I heard stories about his childhood, his aborted career in journalism, his law studies, his work for his parents as a jobber of hats and how he would write poems on a bench at Macy’s while waiting his turn to show the store buyer his samples. There were also stories about his walks—in particular, his journey from New York to Cape Cod (on foot!), which he undertook when he was well past sixty. The important thing, he explained, was not to walk too fast. Only by forcing himself to keep to a pace of less than two miles per hour could he be sure to see everything he wanted to see.

On my visit that day, I brought along for him a copy of my first book of poems,
Unearth
, which had just been published. This evoked a story from Reznikoff that strikes me as significant, especially in the light of the terrible neglect his work suffered for so many years. His first book, he told me, had been published in 1918 by Samuel Roth (who would later become famous for pirating
Ulysses
and his role in the 1933 court case over Joyce’s book). The leading American poet of the day was Edwin Arlington Robinson, and Reznikoff had sent him a copy of the book, hoping for some sign of encouragement from the great man. One afternoon Reznikoff was visiting Roth in his bookstore, and Robinson walked in. Roth went over to greet him, and Reznikoff, standing in the back corner of the shop, witnessed the following scene. Roth proudly gestured to the copies of Reznikoff’s book that were on display and asked Robinson if he had read the work of this fine young poet. “Yeah, I read the book,” said Robinson in a gruff, hostile voice, “and I thought it was garbage.”

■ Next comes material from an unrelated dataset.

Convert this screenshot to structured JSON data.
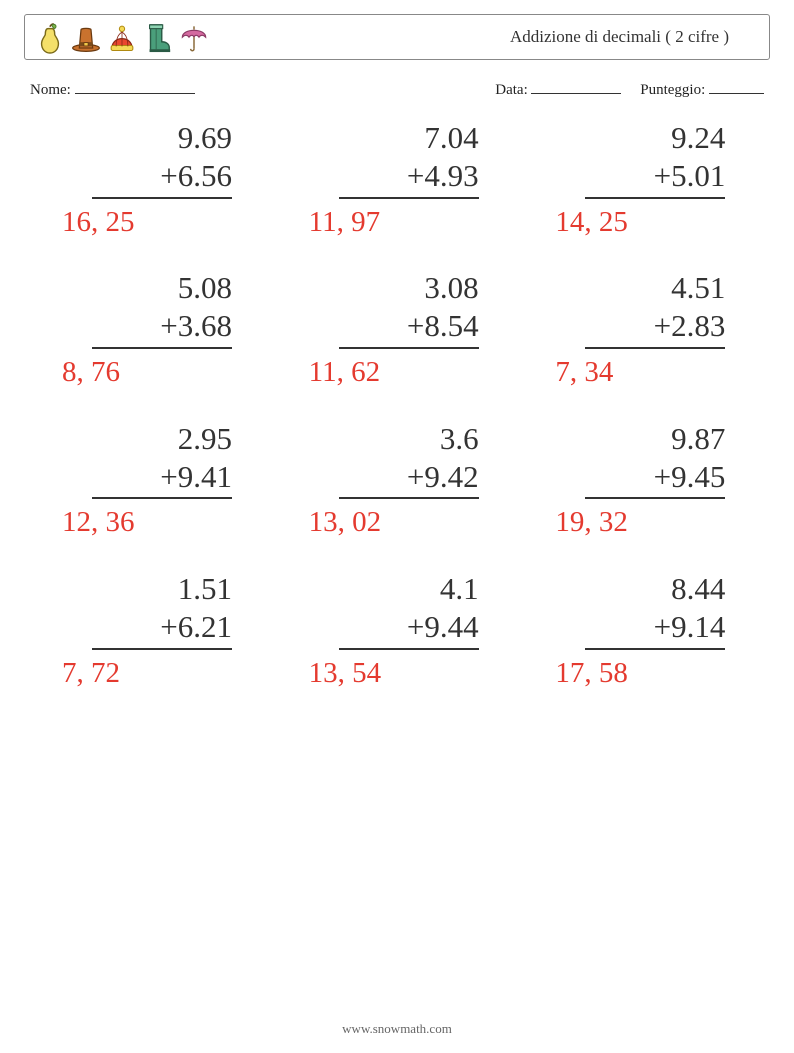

“And so,” said Reznikoff to me in 1974, “I never got to meet Edwin Arlington Robinson.”

It was not until I was putting on my coat and getting ready to leave that Reznikoff said anything about the piece I had sent him. It had been composed in an extremely dense and cryptic style, wrestling with issues that Reznikoff himself had probably never consciously thought about, and I had no idea what his reaction would be. His silence about it during our long conversation led me to suspect that he had not liked it.

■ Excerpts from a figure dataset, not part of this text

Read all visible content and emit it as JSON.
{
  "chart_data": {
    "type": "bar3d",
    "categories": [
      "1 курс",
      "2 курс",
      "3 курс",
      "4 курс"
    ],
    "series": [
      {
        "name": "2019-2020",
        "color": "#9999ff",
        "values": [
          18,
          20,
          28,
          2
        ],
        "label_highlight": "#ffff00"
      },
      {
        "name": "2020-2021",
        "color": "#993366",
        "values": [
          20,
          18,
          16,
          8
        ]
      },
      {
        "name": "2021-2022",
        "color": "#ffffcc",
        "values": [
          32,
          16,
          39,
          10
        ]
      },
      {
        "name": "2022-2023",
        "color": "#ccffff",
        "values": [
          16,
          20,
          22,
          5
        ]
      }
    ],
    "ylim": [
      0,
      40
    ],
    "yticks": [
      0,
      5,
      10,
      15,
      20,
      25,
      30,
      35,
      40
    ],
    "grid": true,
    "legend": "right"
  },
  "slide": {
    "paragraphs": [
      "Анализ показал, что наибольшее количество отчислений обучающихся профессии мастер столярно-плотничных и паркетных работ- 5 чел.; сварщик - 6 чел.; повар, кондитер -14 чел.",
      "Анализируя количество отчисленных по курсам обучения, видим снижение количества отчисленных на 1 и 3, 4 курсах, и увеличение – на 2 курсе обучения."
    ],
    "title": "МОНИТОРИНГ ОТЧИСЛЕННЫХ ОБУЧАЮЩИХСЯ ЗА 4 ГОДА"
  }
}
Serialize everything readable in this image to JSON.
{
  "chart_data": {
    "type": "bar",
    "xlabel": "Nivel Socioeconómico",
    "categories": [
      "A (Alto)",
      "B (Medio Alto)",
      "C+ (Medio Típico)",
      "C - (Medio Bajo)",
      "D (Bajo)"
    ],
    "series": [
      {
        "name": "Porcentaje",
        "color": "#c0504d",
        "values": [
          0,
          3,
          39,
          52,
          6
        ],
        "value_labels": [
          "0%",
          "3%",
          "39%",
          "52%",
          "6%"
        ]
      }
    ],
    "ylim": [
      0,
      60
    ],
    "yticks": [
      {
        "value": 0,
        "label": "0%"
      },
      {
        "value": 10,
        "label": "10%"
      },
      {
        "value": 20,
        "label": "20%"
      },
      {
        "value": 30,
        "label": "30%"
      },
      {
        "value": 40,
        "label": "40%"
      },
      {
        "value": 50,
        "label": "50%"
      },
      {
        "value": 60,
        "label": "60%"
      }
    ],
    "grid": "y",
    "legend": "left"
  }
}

“About your article,” he said, almost off-handedly. “It reminds me of something that once happened to my mother. A stranger walked up to her on the street one day and very kindly and graciously complimented her on her beautiful hair. Now, you must understand that my mother had never prided herself on her hair and did not consider it to be one of her better features. But, on the strength of that stranger’s remark, she spent the rest of the day in front of her mirror, preening and primping and admiring her hair. That’s exactly what your article did to me. I stood in front of the mirror for the whole afternoon and admired myself.”